Resale market is expected to take off as construction costs rise
Engel & Völkers released its 2022 Mid-Year Luxury Real Estate Market Report today, featuring data from the first half of the year for homes priced $1 million and higher. Analyzing the most in-demand real estate markets in Canada — Halifax, Montréal, Ottawa, Toronto and Vancouver. The report finds markets normalizing across the country. With residential construction costs growing by 25 per cent year-over-year in 2022’s first quarter, the resale market is poised to be favourable for homebuyers and investors.
At the start of 2022’s second quarter, the Bank of Canada increased interest rates. This triggered market normalization, helping to bring more balanced conditions to Canada’s real estate markets. Sales volume decreases and a replenished inventory are causing price growth to plateau or decline. Price declines are most common in areas that saw exponential growth during COVID. However, many home values continue to increase year-over-year, though the growth rate has slowed.
While the real estate market goes through an adjustment period, many prospective homebuyers are opting to ‘wait and see’ before purchasing a home. As a result, the rental market has returned to pre-pandemic prices in the central locations of Canada’s major cities.
Engel & Völkers is forecasting that the market will continue to normalize throughout the second half of the year. It advises that now is an optimal time for prospective buyers to shop for real estate in a less competitive environment where there is room for negotiation. It also expects that once market prices stabilize, waiting buyers will return and market competition will accelerate again. This could happen as soon as this fall.
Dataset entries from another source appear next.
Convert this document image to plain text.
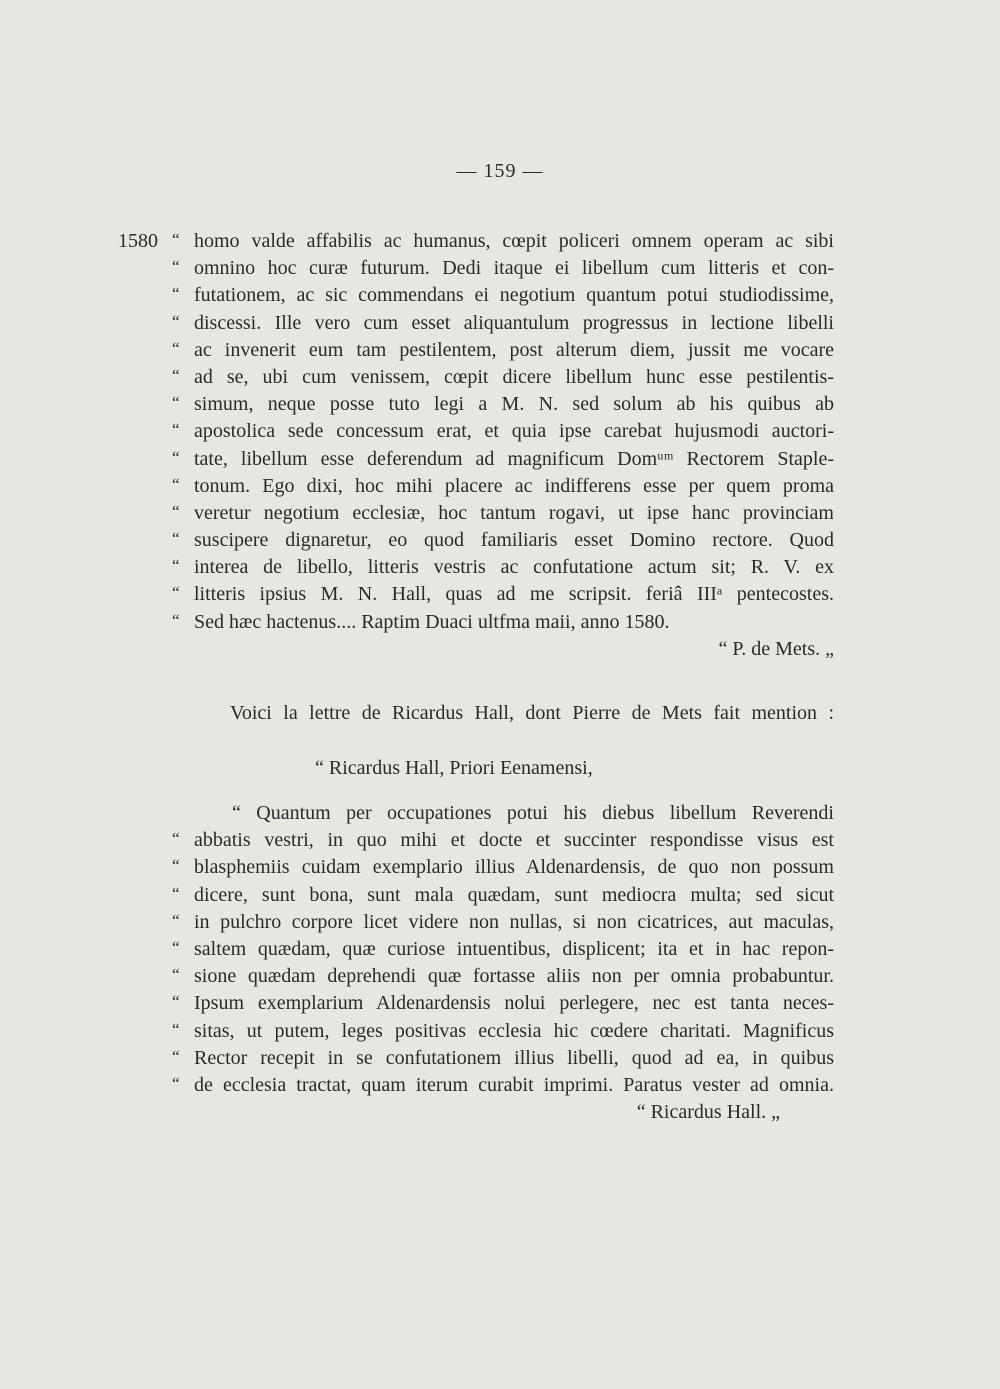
— 159 —
1580 “ homo valde affabilis ac humanus, cœpit policeri omnem operam ac sibi
“ omnino hoc curæ futurum. Dedi itaque ei libellum cum litteris et con-
“ futationem, ac sic commendans ei negotium quantum potui studiodissime,
“ discessi. Ille vero cum esset aliquantulum progressus in lectione libelli
“ ac invenerit eum tam pestilentem, post alterum diem, jussit me vocare
“ ad se, ubi cum venissem, cœpit dicere libellum hunc esse pestilentis-
“ simum, neque posse tuto legi a M. N. sed solum ab his quibus ab
“ apostolica sede concessum erat, et quia ipse carebat hujusmodi auctori-
“ tate, libellum esse deferendum ad magnificum Domᵘᵐ Rectorem Staple-
“ tonum. Ego dixi, hoc mihi placere ac indifferens esse per quem proma
“ veretur negotium ecclesiæ, hoc tantum rogavi, ut ipse hanc provinciam
“ suscipere dignaretur, eo quod familiaris esset Domino rectore. Quod
“ interea de libello, litteris vestris ac confutatione actum sit; R. V. ex
“ litteris ipsius M. N. Hall, quas ad me scripsit. feriâ IIIᵃ pentecostes.
“ Sed hæc hactenus.... Raptim Duaci ultfma maii, anno 1580.
“ P. de Mets. „
Voici la lettre de Ricardus Hall, dont Pierre de Mets fait mention :
“ Ricardus Hall, Priori Eenamensi,
“ Quantum per occupationes potui his diebus libellum Reverendi
“ abbatis vestri, in quo mihi et docte et succinter respondisse visus est
“ blasphemiis cuidam exemplario illius Aldenardensis, de quo non possum
“ dicere, sunt bona, sunt mala quædam, sunt mediocra multa; sed sicut
“ in pulchro corpore licet videre non nullas, si non cicatrices, aut maculas,
“ saltem quædam, quæ curiose intuentibus, displicent; ita et in hac repon-
“ sione quædam deprehendi quæ fortasse aliis non per omnia probabuntur.
“ Ipsum exemplarium Aldenardensis nolui perlegere, nec est tanta neces-
“ sitas, ut putem, leges positivas ecclesia hic cœdere charitati. Magnificus
“ Rector recepit in se confutationem illius libelli, quod ad ea, in quibus
“ de ecclesia tractat, quam iterum curabit imprimi. Paratus vester ad omnia.
“ Ricardus Hall. „
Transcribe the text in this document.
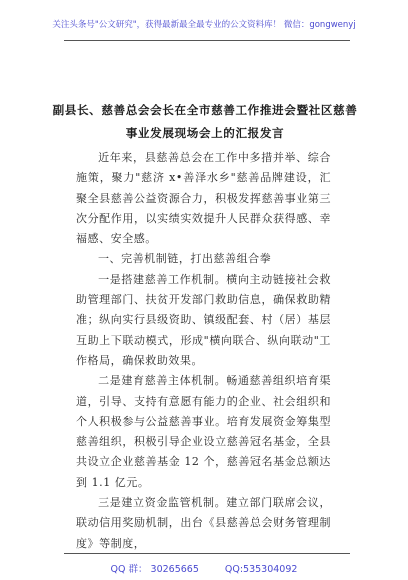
关注头条号"公文研究"，获得最新最全最专业的公文资料库！ 微信：gongwenyj
副县长、慈善总会会长在全市慈善工作推进会暨社区慈善
事业发展现场会上的汇报发言
近年来，县慈善总会在工作中多措并举、综合施策，聚力"慈济 x•善泽水乡"慈善品牌建设，汇聚全县慈善公益资源合力，积极发挥慈善事业第三次分配作用，以实绩实效提升人民群众获得感、幸福感、安全感。
一、完善机制链，打出慈善组合拳
一是搭建慈善工作机制。横向主动链接社会救助管理部门、扶贫开发部门救助信息，确保救助精准；纵向实行县级资助、镇级配套、村（居）基层互助上下联动模式，形成"横向联合、纵向联动"工作格局，确保救助效果。
二是建育慈善主体机制。畅通慈善组织培育渠道，引导、支持有意愿有能力的企业、社会组织和个人积极参与公益慈善事业。培育发展资金筹集型慈善组织，积极引导企业设立慈善冠名基金，全县共设立企业慈善基金 12 个，慈善冠名基金总额达到 1.1 亿元。
三是建立资金监管机制。建立部门联席会议，联动信用奖励机制，出台《县慈善总会财务管理制度》等制度，
QQ 群： 30265665	QQ:535304092
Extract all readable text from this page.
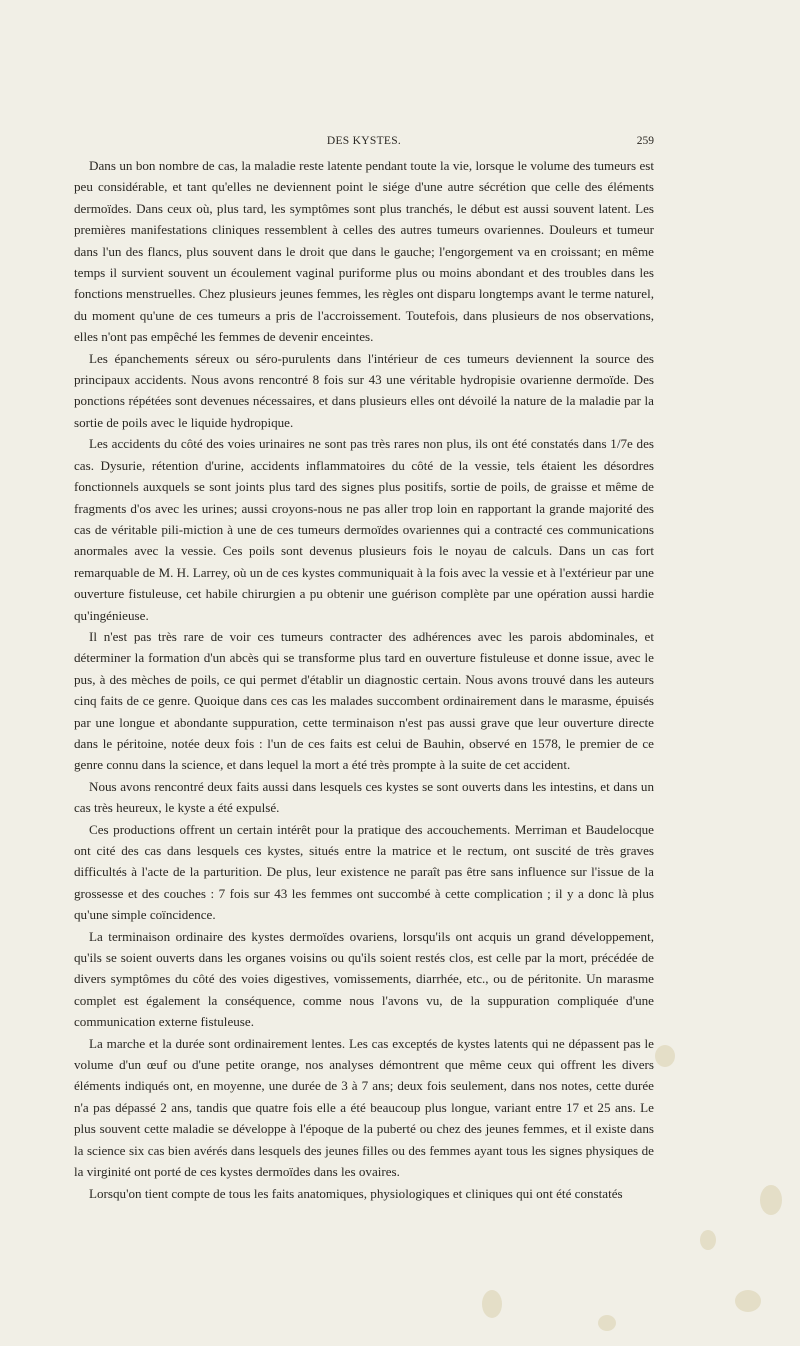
DES KYSTES.	259

Dans un bon nombre de cas, la maladie reste latente pendant toute la vie, lorsque le volume des tumeurs est peu considérable, et tant qu'elles ne deviennent point le siége d'une autre sécrétion que celle des éléments dermoïdes. Dans ceux où, plus tard, les symptômes sont plus tranchés, le début est aussi souvent latent. Les premières manifestations cliniques ressemblent à celles des autres tumeurs ovariennes. Douleurs et tumeur dans l'un des flancs, plus souvent dans le droit que dans le gauche; l'engorgement va en croissant; en même temps il survient souvent un écoulement vaginal puriforme plus ou moins abondant et des troubles dans les fonctions menstruelles. Chez plusieurs jeunes femmes, les règles ont disparu longtemps avant le terme naturel, du moment qu'une de ces tumeurs a pris de l'accroissement. Toutefois, dans plusieurs de nos observations, elles n'ont pas empêché les femmes de devenir enceintes.

Les épanchements séreux ou séro-purulents dans l'intérieur de ces tumeurs deviennent la source des principaux accidents. Nous avons rencontré 8 fois sur 43 une véritable hydropisie ovarienne dermoïde. Des ponctions répétées sont devenues nécessaires, et dans plusieurs elles ont dévoilé la nature de la maladie par la sortie de poils avec le liquide hydropique.

Les accidents du côté des voies urinaires ne sont pas très rares non plus, ils ont été constatés dans 1/7e des cas. Dysurie, rétention d'urine, accidents inflammatoires du côté de la vessie, tels étaient les désordres fonctionnels auxquels se sont joints plus tard des signes plus positifs, sortie de poils, de graisse et même de fragments d'os avec les urines; aussi croyons-nous ne pas aller trop loin en rapportant la grande majorité des cas de véritable pili-miction à une de ces tumeurs dermoïdes ovariennes qui a contracté ces communications anormales avec la vessie. Ces poils sont devenus plusieurs fois le noyau de calculs. Dans un cas fort remarquable de M. H. Larrey, où un de ces kystes communiquait à la fois avec la vessie et à l'extérieur par une ouverture fistuleuse, cet habile chirurgien a pu obtenir une guérison complète par une opération aussi hardie qu'ingénieuse.

Il n'est pas très rare de voir ces tumeurs contracter des adhérences avec les parois abdominales, et déterminer la formation d'un abcès qui se transforme plus tard en ouverture fistuleuse et donne issue, avec le pus, à des mèches de poils, ce qui permet d'établir un diagnostic certain. Nous avons trouvé dans les auteurs cinq faits de ce genre. Quoique dans ces cas les malades succombent ordinairement dans le marasme, épuisés par une longue et abondante suppuration, cette terminaison n'est pas aussi grave que leur ouverture directe dans le péritoine, notée deux fois : l'un de ces faits est celui de Bauhin, observé en 1578, le premier de ce genre connu dans la science, et dans lequel la mort a été très prompte à la suite de cet accident.

Nous avons rencontré deux faits aussi dans lesquels ces kystes se sont ouverts dans les intestins, et dans un cas très heureux, le kyste a été expulsé.

Ces productions offrent un certain intérêt pour la pratique des accouchements. Merriman et Baudelocque ont cité des cas dans lesquels ces kystes, situés entre la matrice et le rectum, ont suscité de très graves difficultés à l'acte de la parturition. De plus, leur existence ne paraît pas être sans influence sur l'issue de la grossesse et des couches : 7 fois sur 43 les femmes ont succombé à cette complication ; il y a donc là plus qu'une simple coïncidence.

La terminaison ordinaire des kystes dermoïdes ovariens, lorsqu'ils ont acquis un grand développement, qu'ils se soient ouverts dans les organes voisins ou qu'ils soient restés clos, est celle par la mort, précédée de divers symptômes du côté des voies digestives, vomissements, diarrhée, etc., ou de péritonite. Un marasme complet est également la conséquence, comme nous l'avons vu, de la suppuration compliquée d'une communication externe fistuleuse.

La marche et la durée sont ordinairement lentes. Les cas exceptés de kystes latents qui ne dépassent pas le volume d'un œuf ou d'une petite orange, nos analyses démontrent que même ceux qui offrent les divers éléments indiqués ont, en moyenne, une durée de 3 à 7 ans; deux fois seulement, dans nos notes, cette durée n'a pas dépassé 2 ans, tandis que quatre fois elle a été beaucoup plus longue, variant entre 17 et 25 ans. Le plus souvent cette maladie se développe à l'époque de la puberté ou chez des jeunes femmes, et il existe dans la science six cas bien avérés dans lesquels des jeunes filles ou des femmes ayant tous les signes physiques de la virginité ont porté de ces kystes dermoïdes dans les ovaires.

Lorsqu'on tient compte de tous les faits anatomiques, physiologiques et cliniques qui ont été constatés
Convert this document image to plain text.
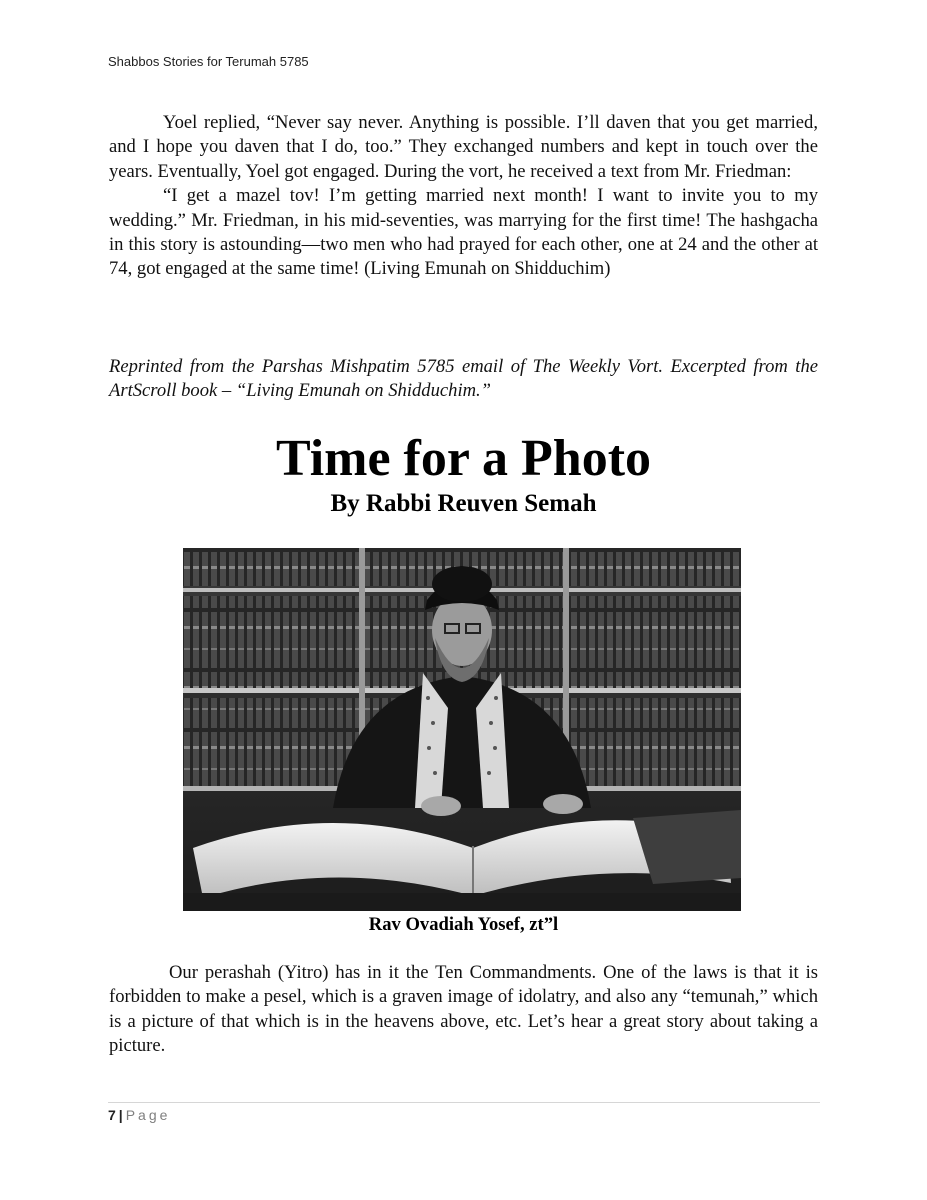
Shabbos Stories for Terumah 5785

Yoel replied, “Never say never. Anything is possible. I’ll daven that you get married, and I hope you daven that I do, too.” They exchanged numbers and kept in touch over the years. Eventually, Yoel got engaged. During the vort, he received a text from Mr. Friedman:

“I get a mazel tov! I’m getting married next month! I want to invite you to my wedding.” Mr. Friedman, in his mid-seventies, was marrying for the first time! The hashgacha in this story is astounding—two men who had prayed for each other, one at 24 and the other at 74, got engaged at the same time! (Living Emunah on Shidduchim)

Reprinted from the Parshas Mishpatim 5785 email of The Weekly Vort. Excerpted from the ArtScroll book – “Living Emunah on Shidduchim.”

Time for a Photo
By Rabbi Reuven Semah
Rav Ovadiah Yosef, zt”l

Our perashah (Yitro) has in it the Ten Commandments. One of the laws is that it is forbidden to make a pesel, which is a graven image of idolatry, and also any “temunah,” which is a picture of that which is in the heavens above, etc. Let’s hear a great story about taking a picture.

7 | Page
“Canada’s real estate market is returning to a steadier pace after an unprecedented growth period. While some buyers are continuing to monitor the market and the Bank of Canada’s interest rates, this provides an opportunity for eager buyers to negotiate deal terms and price on properties, unlike recent years,” says Anthony Hitt, president & CEO, Engel & Völkers Americas. “We find that interest rate increases are not as disruptive to the ultra-premium markets, as these buyers tend to purchase homes with the majority of the equity paid up front. We expect luxury markets to remain stable in Canada, as real estate remains an attractive investment.”
Halifax continues to command both domestic and international interest. Units sold in the $1 – 3.99 million range increased by 68.7 per cent year-over-year, credited to the growing value of real estate in this market. For many, working from home is the new norm and this continues to drive market activity.
Montréal’s luxury condo market continues to grow, with the average sold price in the $1 – 3.99 million range rising 14 per cent from last year. Though land supply in Montréal is finite, significant development is underway in the city, offering an influx of new inventory in the next two years.
Ottawa home sales in the $1 – 3.99 million range have doubled, accounting for 18 per cent of the market compared to nine per cent last year. The average sold price in this segment has levelled off after two years of exponential growth, indicating the return of more normalized market conditions.
Toronto experienced its first price correction in recent decades following interest rate hikes. The average sold price for condos in the $1 – 3.99 million range is up only four per cent from last year, signalling the onset of balanced market conditions.
Vancouver has three months of inventory in the $1 million-plus market, which is an indication of the market balancing. For residential class properties in the $1 – 3.99 million range, the average sold price hit an annual low of $1,958,493 in June. While the sales volume across all price categories is down, units sold is up 136 per cent year-over-year for condos priced between $1 – 3.99 million.